Form: A small tree or bush with numerous vicious thorns and green stems

I'm surprised to see that it's nonnative. This thing is way out in the middle of nowhere all by itself.
Knowledge is good -- Faber College

WDH

I have ran across big clumps of it in Texas Ranger's stomping ground in East Texas.  I found it in the bottomlands.
Woodmizer LT40HDD35, John Deere 2155, Kubota M5-111, Kubota L2501, Nyle L53 Dehumidification Kiln, and a passion for all things with leafs, twigs, and bark.  hamsleyhardwood.com

woodtroll

I have seen it at the high water mark of the Ohio River flood plain in Southern Illinois. Closest house was over a mile away.

Dodgy Loner

I was at a vineyard in my county a couple weeks ago (I work with a lot of wine producers in my county), and the owner's wife was showing me all of the work she had done in her garden.  She showed me a trifoliate orange, and asked if I knew what it was.  I told her yes, and that they were terribly invasive in some counties in Georgia.  She replied that she had tremendous difficulty locating a specimen, and that she had paid a nursery in Atlanta $200 for hers ::).  I know many landowners in Greene County who would let her dig up all she could haul out for free :D.
"There is hardly anything in the world that some man cannot make a little worse and sell a little cheaper, and the people who consider price only are this man's lawful prey." -John Ruskin

Any idiot can write a woodworking blog.
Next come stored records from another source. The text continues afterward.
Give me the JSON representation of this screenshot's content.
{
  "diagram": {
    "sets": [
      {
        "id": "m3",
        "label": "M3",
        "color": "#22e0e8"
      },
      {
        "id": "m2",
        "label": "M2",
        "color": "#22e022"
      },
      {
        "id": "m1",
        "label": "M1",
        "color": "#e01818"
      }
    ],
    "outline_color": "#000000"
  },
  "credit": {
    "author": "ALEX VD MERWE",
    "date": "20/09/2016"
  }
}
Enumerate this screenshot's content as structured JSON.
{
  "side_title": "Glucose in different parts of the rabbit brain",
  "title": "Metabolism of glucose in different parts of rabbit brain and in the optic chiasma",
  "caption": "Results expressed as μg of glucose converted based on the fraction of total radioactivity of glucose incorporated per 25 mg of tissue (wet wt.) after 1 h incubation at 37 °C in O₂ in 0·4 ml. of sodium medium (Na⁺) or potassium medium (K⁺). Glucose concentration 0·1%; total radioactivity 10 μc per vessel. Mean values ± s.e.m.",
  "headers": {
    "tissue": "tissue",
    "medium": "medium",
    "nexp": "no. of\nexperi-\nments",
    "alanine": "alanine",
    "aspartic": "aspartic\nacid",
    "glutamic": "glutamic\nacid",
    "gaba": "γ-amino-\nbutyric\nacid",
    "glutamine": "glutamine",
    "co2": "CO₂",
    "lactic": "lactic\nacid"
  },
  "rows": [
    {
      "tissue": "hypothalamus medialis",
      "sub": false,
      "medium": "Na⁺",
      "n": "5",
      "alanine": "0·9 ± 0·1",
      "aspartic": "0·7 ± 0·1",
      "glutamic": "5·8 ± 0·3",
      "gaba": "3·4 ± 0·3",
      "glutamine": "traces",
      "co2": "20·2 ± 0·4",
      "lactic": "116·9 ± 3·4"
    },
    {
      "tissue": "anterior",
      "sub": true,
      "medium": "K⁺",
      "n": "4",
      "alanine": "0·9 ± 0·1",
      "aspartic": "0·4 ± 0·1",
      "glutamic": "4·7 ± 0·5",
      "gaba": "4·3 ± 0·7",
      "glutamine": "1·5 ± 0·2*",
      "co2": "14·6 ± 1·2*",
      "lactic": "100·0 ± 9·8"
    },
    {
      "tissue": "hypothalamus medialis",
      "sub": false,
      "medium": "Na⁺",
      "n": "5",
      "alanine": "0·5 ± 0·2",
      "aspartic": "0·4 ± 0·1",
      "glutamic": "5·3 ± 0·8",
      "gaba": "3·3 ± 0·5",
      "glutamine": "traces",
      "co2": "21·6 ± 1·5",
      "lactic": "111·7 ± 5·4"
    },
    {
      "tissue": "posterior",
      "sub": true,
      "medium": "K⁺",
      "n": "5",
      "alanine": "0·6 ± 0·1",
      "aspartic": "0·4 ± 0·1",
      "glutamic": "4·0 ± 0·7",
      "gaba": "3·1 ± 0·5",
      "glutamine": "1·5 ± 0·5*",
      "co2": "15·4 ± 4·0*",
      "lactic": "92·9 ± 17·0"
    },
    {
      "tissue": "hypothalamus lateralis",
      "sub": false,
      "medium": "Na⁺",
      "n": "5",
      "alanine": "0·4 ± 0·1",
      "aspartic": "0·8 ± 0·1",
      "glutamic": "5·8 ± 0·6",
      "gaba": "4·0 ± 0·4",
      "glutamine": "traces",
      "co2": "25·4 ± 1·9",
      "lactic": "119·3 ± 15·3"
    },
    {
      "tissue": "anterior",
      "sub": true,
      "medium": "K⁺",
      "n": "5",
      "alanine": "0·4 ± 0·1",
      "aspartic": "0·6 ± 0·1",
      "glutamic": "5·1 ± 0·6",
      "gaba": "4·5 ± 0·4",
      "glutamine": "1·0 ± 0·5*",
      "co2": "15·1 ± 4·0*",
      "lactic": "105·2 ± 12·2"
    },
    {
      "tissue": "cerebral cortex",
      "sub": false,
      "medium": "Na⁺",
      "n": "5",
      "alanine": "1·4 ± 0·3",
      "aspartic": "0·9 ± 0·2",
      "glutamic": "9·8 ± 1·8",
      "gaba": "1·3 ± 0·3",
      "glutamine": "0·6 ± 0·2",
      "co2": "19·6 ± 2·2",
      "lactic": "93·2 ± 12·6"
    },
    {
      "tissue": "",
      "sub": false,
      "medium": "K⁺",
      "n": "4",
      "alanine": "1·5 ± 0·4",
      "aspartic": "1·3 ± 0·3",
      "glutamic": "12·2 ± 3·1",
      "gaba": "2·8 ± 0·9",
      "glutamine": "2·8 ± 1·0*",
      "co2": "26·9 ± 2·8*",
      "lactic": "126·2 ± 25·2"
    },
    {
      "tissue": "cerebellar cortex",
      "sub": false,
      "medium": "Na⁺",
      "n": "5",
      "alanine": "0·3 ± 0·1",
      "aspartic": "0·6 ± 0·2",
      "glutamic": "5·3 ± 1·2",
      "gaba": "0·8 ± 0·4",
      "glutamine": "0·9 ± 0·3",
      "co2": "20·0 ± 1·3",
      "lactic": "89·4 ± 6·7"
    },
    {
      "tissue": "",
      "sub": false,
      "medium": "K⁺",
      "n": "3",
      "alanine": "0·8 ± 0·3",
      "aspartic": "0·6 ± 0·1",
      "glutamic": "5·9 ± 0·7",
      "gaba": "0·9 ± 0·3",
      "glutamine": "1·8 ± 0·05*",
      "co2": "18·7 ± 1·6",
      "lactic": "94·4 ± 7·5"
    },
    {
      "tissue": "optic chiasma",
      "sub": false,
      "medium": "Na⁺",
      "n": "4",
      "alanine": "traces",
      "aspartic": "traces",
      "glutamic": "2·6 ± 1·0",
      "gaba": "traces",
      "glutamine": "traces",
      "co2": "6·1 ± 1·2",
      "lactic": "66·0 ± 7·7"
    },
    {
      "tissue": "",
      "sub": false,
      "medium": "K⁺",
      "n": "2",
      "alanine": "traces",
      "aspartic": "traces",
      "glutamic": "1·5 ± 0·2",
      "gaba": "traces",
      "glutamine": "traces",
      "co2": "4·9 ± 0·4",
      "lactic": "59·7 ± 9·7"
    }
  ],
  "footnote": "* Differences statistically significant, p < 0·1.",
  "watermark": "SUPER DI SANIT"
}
Here's mine.

WDH

Woodmizer LT40HDD35, John Deere 2155, Kubota M5-111, Kubota L2501, Nyle L53 Dehumidification Kiln, and a passion for all things with leafs, twigs, and bark.  hamsleyhardwood.com

DanG

Isn't that used as root stock for grafting fruit trees?  We know it as sour orange around here.  I have one that used to be a satsuma tree, but it was killed back by a bad freeze and the root stock sprouted.  My Dad has some pear trees that he planted too shallow, and I keep having to cut that stuff off where it sprouts from the base of the trees.  Wicked, wicked thorns!! :o
"I don't feel like an old man.  I feel like a young man who has something wrong with him."  Dick Cavett
"Beat not thy sword into a plowshare, rather beat the sword of thine enemy into a plowshare."

SwampDonkey

No worst than $100 for a red maple that grows wild on about any lot in New Brunswick. They put big names on them, all the sudden they become a gold mine. :D I see people digging up wild cedars along the highway to take to their nursery to sell. Not hard to figure out when the nursery name is painted on the side.  All the sudden a northern white cedar becomes a pyramid cedar, they include the latin name on the tag, but the average gardener wouldn't know it for anything more than something special.  :D :D
"No amount of belief makes something a fact." James Randi

1 Thessalonians 5:21

2020 Polaris Ranger 570 to forward firewood, Husqvarna 555 XT Pro, Stihl FS560 clearing saw and continuously thinning my ground, on the side. Grow them trees. (((o)))

WDH

That is about as wicked as thorns get  :).

There was a show on the History Channel about Daniel Boone and Davy Crockett.  It was said that Davy was so tough that he could slide down the trunk of a honeylocust tree with nary a scratch.  Now that is tough ;D.
Woodmizer LT40HDD35, John Deere 2155, Kubota M5-111, Kubota L2501, Nyle L53 Dehumidification Kiln, and a passion for all things with leafs, twigs, and bark.  hamsleyhardwood.com

Texas Ranger

That explains why they walked funny.